I can tell all my brothers and sisters who are struggling with these issues, there is hope. In recent years, drug treatment have improved hugely, talking therapies are gradually improving and slowly becoming more readily available, society is becoming more tolerant and understanding and the law is also slowly catching up.

There is hope. It is worth the effort and the risk to get help.


I struggle with a brain gremlin; whether or not it counts as depression has been debated by professionals. Brian Moore got there first in calling his gremlin “Gollum,” and if you’ve ever watched The Lord of the Rings: The Two Towers, you’ll be familiar with this scene, which very much gives you an idea of what living with this fucker is like.

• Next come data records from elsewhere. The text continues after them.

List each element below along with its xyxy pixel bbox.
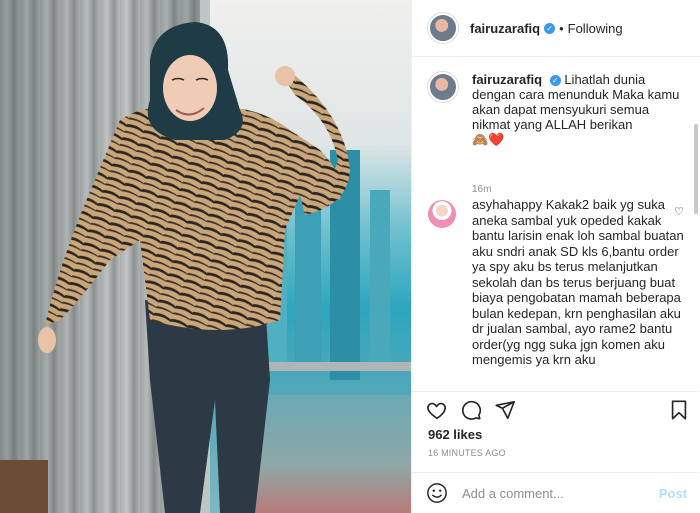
author-avatar[interactable] (428, 13, 458, 43)
likes-count[interactable]: 962 likes (428, 427, 482, 442)
post-comment-button[interactable]: Post (659, 486, 687, 501)
add-comment-input[interactable] (462, 483, 652, 503)
post-caption: fairuzarafiq ✓ Lihatlah dunia dengan car… (428, 72, 690, 195)
following-button[interactable]: Following (568, 21, 623, 36)
post-header: fairuzarafiq ✓ • Following (412, 0, 700, 57)
commenter-username[interactable]: asyhahappy (472, 197, 542, 212)
comment-item: asyhahappy Kakak2 baik yg suka aneka sam… (428, 197, 684, 368)
heart-icon[interactable] (426, 399, 448, 421)
header-separator: • (559, 20, 564, 36)
comment-like-heart-icon[interactable]: ♡ (674, 205, 684, 218)
comment-icon[interactable] (460, 399, 482, 421)
comments-scrollbar[interactable] (694, 124, 698, 214)
paper-plane-icon[interactable] (494, 399, 516, 421)
caption-author-avatar[interactable] (428, 72, 458, 102)
post-photo[interactable] (0, 0, 411, 513)
post-timestamp[interactable]: 16 MINUTES AGO (428, 448, 506, 458)
commenter-avatar[interactable] (428, 200, 456, 228)
verified-badge-icon: ✓ (544, 22, 556, 34)
caption-time[interactable]: 16m (472, 184, 491, 195)
caption-username[interactable]: fairuzarafiq (472, 72, 542, 87)
author-username[interactable]: fairuzarafiq (470, 21, 540, 36)
smiley-icon[interactable] (426, 482, 448, 504)
action-bar (412, 391, 699, 423)
comments-section[interactable]: fairuzarafiq ✓ Lihatlah dunia dengan car… (412, 58, 699, 390)
caption-emoji: 🙈❤️ (472, 132, 505, 147)
bookmark-icon[interactable] (668, 399, 690, 421)
caption-verified-badge-icon: ✓ (549, 75, 561, 86)
post-sidebar: fairuzarafiq ✓ • Following fairuzarafiq … (411, 0, 700, 513)
person-figure (0, 22, 350, 513)
comment-text: Kakak2 baik yg suka aneka sambal yuk оре… (472, 197, 684, 367)
comment-composer: Post (412, 472, 699, 513)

He gets me most when I’m tired. Doesn’t matter whether I’ve had a good day or not; if I’m tired, my Gollum will be there. He tells me that I’m worthless, that I’m talentless, that I have no hope of being anything other than what I am right now. he turns my achievements to ashes and praise from others to empty words on the breeze.

The only thing I can do is say “I hear you, and now I’m going to go and do something else.” Normally it’s a good cue to go to bed, or at least step away from the internet for a while.

My inability to resist my Gollum has led to me not taking opportunities that I now deeply regret leaving alone. It’s led to me ruining precious relationships because I didn’t think I was worthy of having them. It’s led to me wondering — on a fairly regular basis — whether to chuck in the towel on the things I enjoy the most. Sometimes, when he’s loud, I imagine throwing all of my photography equipment off the Barton Viaduct, into the Manchester Ship Canal. Perhaps then, I think, it’ll make him quiet (it won’t).

I manage him now by a combination of mindfulness, and of occasional talk therapy. I’ve learned that I have to be kind to myself. I think Gollum has grown out of my determination never to be a burden to anyone and never, ever to give in. That energy is useful when it’s needed (which is why I love working under deadline pressure) but when unused it’s poisonous.

Anyway, I just wanted to share that. Thank you, @WarrenHill, for starting this thread. It means a lot. And to all those of you out there who are struggling with mental health issues: I see you, and you matter. And if I can help, I will.